FortiWeb supports two HSM servers working as HA. At most eight partitions on the two servers are allowed to be associated with FortiWeb.

  1. On HSM - Use the partition create command to create and initialize a new HSM partition that uses password authentication. This is the partition FortiWeb uses on the HSM. FortiWeb supports only one partition.
  2. partition create -par <fortiweb> -pas <fortiweb> -do <fortinet.com>

    For details, see the HSM documentation.

  3. Use an SCP utility and the following command to retrieve the server certificate file from the HSM to local PC.
  4. scp –c aes256-cbc <hsm_username>@<hsm_ip>:server.pem

    <local_pc>/server_<hsm_IP>.pem

  5. On FortiWeb - Log in to CLI, and run the following commands to enable the HSM function, the high compatibility mode, and the HSM HA mode.
  6. config server-policy setting

    set hsm enable

    set high-compatibility-mode enable

    set hsm-ha enable

    end

  7. Register FortiWeb to HSM.
    Go to System > Config > HSM, select the HSM Server tab, and complete the following settings:
  8. Server IP Enter the IP address of the HSM.
    Port
    Enter the port where FortiWeb establishes a NTLS connection with the HSM. The default is 1792.
    Timeout Enter a timeout value for the connection between HSM and FortiWeb.
    Upload Server Certificate File Click Choose File and navigate to the server certificate file you retrieved in step 2.
  9. After the creation is completed, go to the HSM server table, select the server, then click Download to download the client certificate file to local PC. Please note that client file is not available to download if the creation is not successful.
  10. Use the SCP utility and the following command to send the downloaded FortiWeb client certificate to the HSM.
  11. scp –c aes256-cbc <local_PC>/<fortiweb_ip>.pem admin@<hsm_ip>:

  12. On HSM - Using SSH, connect to the HSM using the admin account, and then use the following command to register a client for FortiWeb on the HSM.
  13. lunash:> client register -c <client_name> -i <fortiweb_ip>

    where <client_name> is a name you choose that identifies the client.

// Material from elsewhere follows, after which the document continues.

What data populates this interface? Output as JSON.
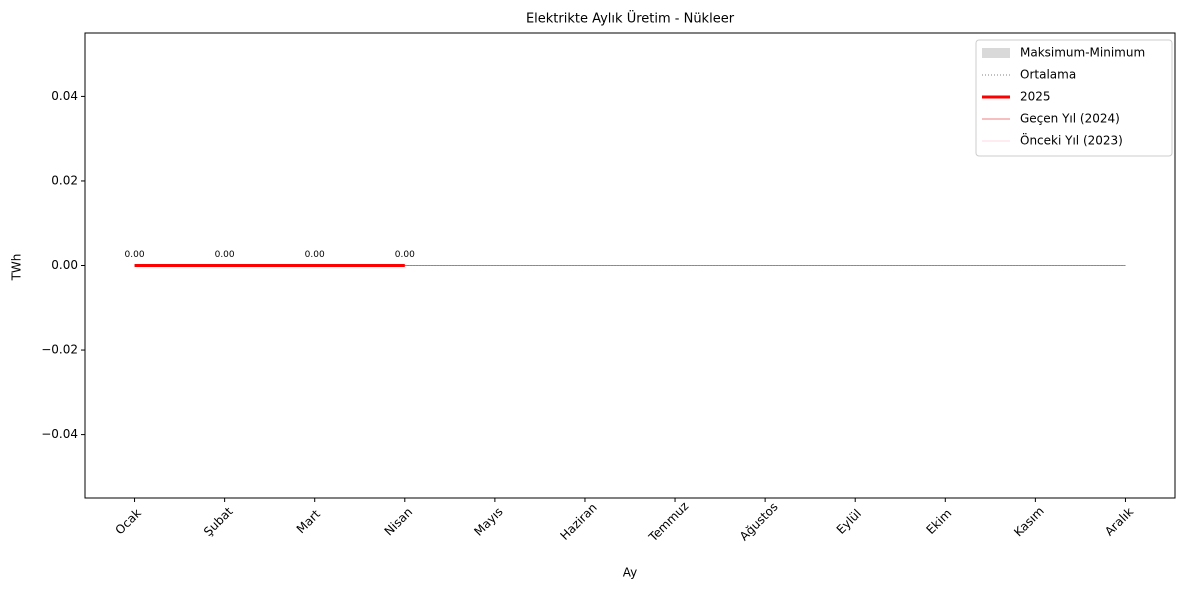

  14. Use the following command to assign the client you registered to the partition you created earlier:
  15. lunash:> client assignPartition -client <client_name> -partition <partition_name>

    You can verify the assignment using the following command:

    lunash:> client show -client <client_name>

  16. On FortiWeb - Add the partition and password created previously on HSM.
    Go to System > Config > HSM, select the HSM Partition tab, then click Create New and complete the following settings.
  17. Partition Name Enter the name of a partition that the FortiWeb HSM client is assigned to.

    Label

    Enter a label for the partition.

    Server

    Select the HSM server to which this partition belongs.

    Password
    Enter the partition password.
  18. Go to Certificates > Local and click Generate to generate a certificate signing request that references the HSM connection and partition.
  19. For details, see Using session keys provided by an HSM.

  20. After the HSM-based certificate is signed by CA, go to Certificate > Local and click Import to import it.
  21. For details, see Using session keys provided by an HSM.

  22. To use a certificate, you select it in a policy or server pool configuration. For details, see Configuring a server policy or Creating an HTTP server pool.
  23. Go to System > Config > HSM, then select the HSM Group tab.
    1. Click Create New. Enter a name for the server group. Click Save.
    2. Click Create New. Select the HSM partition you have created. Click OK. Repeat this step to add more partitions.

Perform the steps listed above to configure the other HSM server in HA mode. The first added server will be selected as the primary node.